High concentration of ascorbic acid (vitamin C) has been found in corneal epithelium of various species. However, the specific functions and mechanisms of ascorbic acid in the repair of corneal epithelium are not clear. In this study, it was found that ascorbic acid accelerates corneal epithelial wound healing in vivo in mouse. In addition, ascorbic acid enhanced the stemness of cultured mouse corneal epithelial stem/progenitor cells (TKE2) in vitro, as shown by elevated clone formation ability and increased expression of stemness markers (especially p63 and SOX2). The contribution of ascorbic acid on the stemness enhancement was not dependent on the promotion of Akt phosphorylation, as concluded by using Akt inhibitor, nor was the stemness found to be dependent on the regulation of oxidative stress, as seen by the use of two other antioxidants (GMEE and NAC).

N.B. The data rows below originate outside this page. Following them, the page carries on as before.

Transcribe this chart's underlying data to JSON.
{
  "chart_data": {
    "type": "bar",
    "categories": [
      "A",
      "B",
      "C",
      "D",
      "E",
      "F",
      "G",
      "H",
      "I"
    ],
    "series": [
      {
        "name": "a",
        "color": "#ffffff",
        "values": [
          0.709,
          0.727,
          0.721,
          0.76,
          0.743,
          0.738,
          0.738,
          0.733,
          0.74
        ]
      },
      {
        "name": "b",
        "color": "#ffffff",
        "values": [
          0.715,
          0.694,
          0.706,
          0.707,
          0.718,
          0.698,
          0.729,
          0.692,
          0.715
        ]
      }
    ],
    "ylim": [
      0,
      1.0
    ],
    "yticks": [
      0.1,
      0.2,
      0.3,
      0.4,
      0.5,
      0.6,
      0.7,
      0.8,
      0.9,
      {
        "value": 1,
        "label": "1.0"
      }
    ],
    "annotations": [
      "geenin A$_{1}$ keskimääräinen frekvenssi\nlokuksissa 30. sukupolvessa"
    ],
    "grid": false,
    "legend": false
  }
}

However, ascorbic acid was found to promote extracellular matrix (ECM) production, and by using two collagen synthesis inhibitors (AzC and CIS), the increased expression of p63 and SOX2 by ascorbic acid was decreased by around 50%, showing that the increased stemness by ascorbic acid can be attributed to its regulation of ECM components. Moreover, the expression of p63 and SOX2 was elevated when TKE2 cells were cultured on collagen I coated plates, a situation that mimics the in vivo situation as collagen I is the main component in the corneal stroma. This study shows direct therapeutic benefits of ascorbic acid on corneal epithelial wound healing and provides new insights into the mechanisms involved.© Stem Cells Translational Medicine 2017.